Güvertede bir sandalyeye oturmuş, kitap okuyordu. Zifiri siyah saçları, yumuşacık bir ahenkle omuzlarına salınmıştı. Keçi sakalı ve bıyıkları beyaz yüzünü daha da belirgin bir hale getirmişti. Kirpikleri o kadar uzundu ki, ister istemez dikkatimi çekti. Yüzünü kaldırdı ve hafifçe tebessüm etti. Gözleri uçsuz bucaksız karanlık birer dehliz gibiydi. Sanki ona bakanları yakalayana kadar peşlerini bırakmayan bir jaguar gibi kovalıyordu.
Kesinlikle hızlı ve ölümcüldü o bakışlar.

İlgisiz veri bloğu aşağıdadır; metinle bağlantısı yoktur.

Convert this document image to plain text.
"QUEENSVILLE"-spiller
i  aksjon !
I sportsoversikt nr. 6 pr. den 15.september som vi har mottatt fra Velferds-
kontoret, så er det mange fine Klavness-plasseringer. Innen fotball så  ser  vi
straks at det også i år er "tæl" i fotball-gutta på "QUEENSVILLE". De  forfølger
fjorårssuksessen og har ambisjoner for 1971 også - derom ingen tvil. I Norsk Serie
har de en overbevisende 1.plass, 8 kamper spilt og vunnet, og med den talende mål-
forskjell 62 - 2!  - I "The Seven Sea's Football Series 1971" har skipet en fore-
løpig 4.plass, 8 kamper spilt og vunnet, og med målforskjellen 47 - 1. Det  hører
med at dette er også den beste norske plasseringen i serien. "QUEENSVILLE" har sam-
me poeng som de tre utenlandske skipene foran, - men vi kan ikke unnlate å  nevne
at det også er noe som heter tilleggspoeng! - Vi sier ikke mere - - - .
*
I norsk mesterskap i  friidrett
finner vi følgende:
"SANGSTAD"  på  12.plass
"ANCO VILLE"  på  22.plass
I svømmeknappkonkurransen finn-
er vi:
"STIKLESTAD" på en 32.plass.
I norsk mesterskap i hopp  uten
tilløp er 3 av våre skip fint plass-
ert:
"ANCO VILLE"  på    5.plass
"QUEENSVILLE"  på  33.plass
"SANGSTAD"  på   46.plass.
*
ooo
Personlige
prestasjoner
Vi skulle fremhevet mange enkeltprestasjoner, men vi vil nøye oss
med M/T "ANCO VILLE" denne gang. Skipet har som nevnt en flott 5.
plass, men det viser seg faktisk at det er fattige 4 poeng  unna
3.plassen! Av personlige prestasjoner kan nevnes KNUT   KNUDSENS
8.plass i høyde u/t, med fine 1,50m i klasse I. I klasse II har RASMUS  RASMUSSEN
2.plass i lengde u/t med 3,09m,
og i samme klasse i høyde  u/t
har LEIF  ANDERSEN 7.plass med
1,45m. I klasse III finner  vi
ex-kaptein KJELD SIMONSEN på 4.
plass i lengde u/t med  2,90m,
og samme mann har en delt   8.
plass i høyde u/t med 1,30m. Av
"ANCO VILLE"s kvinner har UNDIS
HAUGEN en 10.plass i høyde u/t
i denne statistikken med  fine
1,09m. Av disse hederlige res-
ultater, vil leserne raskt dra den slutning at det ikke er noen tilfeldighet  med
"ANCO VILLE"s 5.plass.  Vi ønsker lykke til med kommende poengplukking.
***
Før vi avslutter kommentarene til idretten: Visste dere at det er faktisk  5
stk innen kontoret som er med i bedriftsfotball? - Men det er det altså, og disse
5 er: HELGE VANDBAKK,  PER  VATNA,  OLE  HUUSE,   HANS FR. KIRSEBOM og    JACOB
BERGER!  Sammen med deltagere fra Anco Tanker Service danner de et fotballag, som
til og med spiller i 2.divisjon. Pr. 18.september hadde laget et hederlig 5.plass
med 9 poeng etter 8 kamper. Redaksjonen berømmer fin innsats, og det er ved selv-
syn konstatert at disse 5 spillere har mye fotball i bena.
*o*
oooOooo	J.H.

İçim bir tuhaf olmuştu. Adam hiç istifini bozmadan kitabına geri döndü. Çok geçmeden gemi yanmaya başladı. Her yerden alevler geliyor ve haykırışlar dumanın acı ile alacalı isine karışıyordu. Sağ koltuk altımda ki çocuk debelenmeye başladı. Onu sakinleştirmeye çalışırken bir adam gördüm.

Bu adam yeşil bir palto giymişti. Sakince yanıma yürüdü ve bana suya atla dedi. Yapamam dedim ama beni nazikçe korkuluklara doğru itti ve korkma dedi. Tunç akisli dalgalara düşerken sırtüstü, cayır cayır yanan gemiyi izliyordum. Siyah saçlı adamı gördüm. Oturduğu yerde kitap okumaya devam ediyordu.

Dalgalar beni pamuk bir yatak gibi nazikçe kucakladı. Gözlerimi sımsıkı yummuştum. Açtığımda daha önce gitmediğim bir sokaktaydım. Kolumun altında ki çocuk artık yoktu. Boğulduğunu düşünmüştüm sanırım. Son bahara yeni girmiş olmalıydı mevsim, çünkü zehirli kara ardıç ağaçlarının meyveleri dallarındaydı henüz.
Hafif bir rüzgar esti önce ıssız sokakta. Sonra sarı saçlı bir kız çocuğu gördüm. Kırmızı kadifeden bir elbise vardı üzerinde. Kırmızı kurdeleleri uçuşuyordu saçlarında. 3 tekerlekli bir bisiklet sürüyordu. 4 veya 5 yaşında olmalıydı en fazla.

Birden ıssız yolda gökyüzüne uzanan bacaklar gördüm. Kızın bisiklet sürdüğü yola doğru hızlı adımlar ile yaklaşıyordu bu kadın bacakları ve devasa topukları. Korkuyla ileriye atıldım ve bisikleti kaptığım gibi kaldırıma çıkardım. Küçük kızın yüzü inanılmaz derecede korkunç bir hal aldı. Kaşlarını çatmış bana bakıyordu. Birden bu bakışları tanıdım. Gemide ki adamın bakışlarıyla aynı derinlikteydi. Bana o kadar kızgın bakıyordu ki kız, ona ne yaptığımı anlayamamıştım bile. Çok geçmeden kırmızı kadife elbisesi uçuşa uçuşa uzaklaştı kız bisikleti ile.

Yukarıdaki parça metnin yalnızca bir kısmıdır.